Die Eindämmung der Tuberkulose-Epidemie gehört zu den Gesundheitszielen für nachhaltige Entwicklung der Vereinten Nationen (UN). In der UN haben sich die Länder der Welt darauf verständigt, bis 2030 für 90 Prozent der Menschen, die an Tuberkulose erkrankt sind, Präventions-, Behandlungs- und -Pflegedienste zugänglich zu machen, Sozialhilfepakete für Erkrankte bereitzustellen und mindestens einen neuen Impfstoff entwickelt und zugelassen zu haben. Davon sind wir noch weit entfernt.  
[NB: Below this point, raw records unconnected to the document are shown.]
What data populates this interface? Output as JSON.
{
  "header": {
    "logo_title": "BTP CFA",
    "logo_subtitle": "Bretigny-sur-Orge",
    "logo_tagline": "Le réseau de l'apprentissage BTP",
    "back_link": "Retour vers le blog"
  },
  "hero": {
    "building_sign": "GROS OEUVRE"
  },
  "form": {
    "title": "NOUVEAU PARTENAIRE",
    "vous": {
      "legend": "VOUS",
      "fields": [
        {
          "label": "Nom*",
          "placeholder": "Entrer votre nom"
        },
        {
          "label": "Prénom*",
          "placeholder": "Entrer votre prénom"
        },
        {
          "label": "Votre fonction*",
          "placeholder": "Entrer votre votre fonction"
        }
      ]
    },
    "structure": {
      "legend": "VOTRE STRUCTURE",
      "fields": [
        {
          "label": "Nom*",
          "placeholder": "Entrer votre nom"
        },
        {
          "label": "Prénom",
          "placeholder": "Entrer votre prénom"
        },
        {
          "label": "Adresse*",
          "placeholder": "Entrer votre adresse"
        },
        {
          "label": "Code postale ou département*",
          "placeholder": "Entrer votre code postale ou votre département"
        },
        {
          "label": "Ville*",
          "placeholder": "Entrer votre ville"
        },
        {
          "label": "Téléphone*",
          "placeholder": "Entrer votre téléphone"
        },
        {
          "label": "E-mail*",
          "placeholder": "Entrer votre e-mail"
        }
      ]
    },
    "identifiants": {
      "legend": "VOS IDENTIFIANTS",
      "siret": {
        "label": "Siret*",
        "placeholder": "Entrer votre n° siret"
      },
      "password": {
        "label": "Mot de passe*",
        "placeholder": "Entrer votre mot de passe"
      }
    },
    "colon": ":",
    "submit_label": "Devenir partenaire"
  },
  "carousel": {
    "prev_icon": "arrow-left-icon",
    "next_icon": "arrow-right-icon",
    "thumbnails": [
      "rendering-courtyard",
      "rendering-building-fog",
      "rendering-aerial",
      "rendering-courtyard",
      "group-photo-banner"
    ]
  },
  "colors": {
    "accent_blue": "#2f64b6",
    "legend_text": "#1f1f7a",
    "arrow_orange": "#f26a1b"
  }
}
4. Studien zu Behandlungsschemata

Tuberkulose ist eine sehr komplexe Krankheit. Zur Behandlung braucht es eine Kombination aus Medikamenten. Kommt ein neues Medikament auf den Markt bleibt deshalb immer die Frage: Wie verwenden wir es jetzt? In Kombination mit was? Tatsache ist: Pharmaunternehmen haben bisher dazu tendiert einzelne Medikamente zu entwickeln und sind den nächsten Schritt, die Wirkung dieser Medikamente in Behandlungsschemata (Medikamentenkombinationen) zu optimieren, nicht gegangen. Das ist aber unbedingt notwendig, um Tuberkulose und resistente Tuberkulose behandeln zu können.  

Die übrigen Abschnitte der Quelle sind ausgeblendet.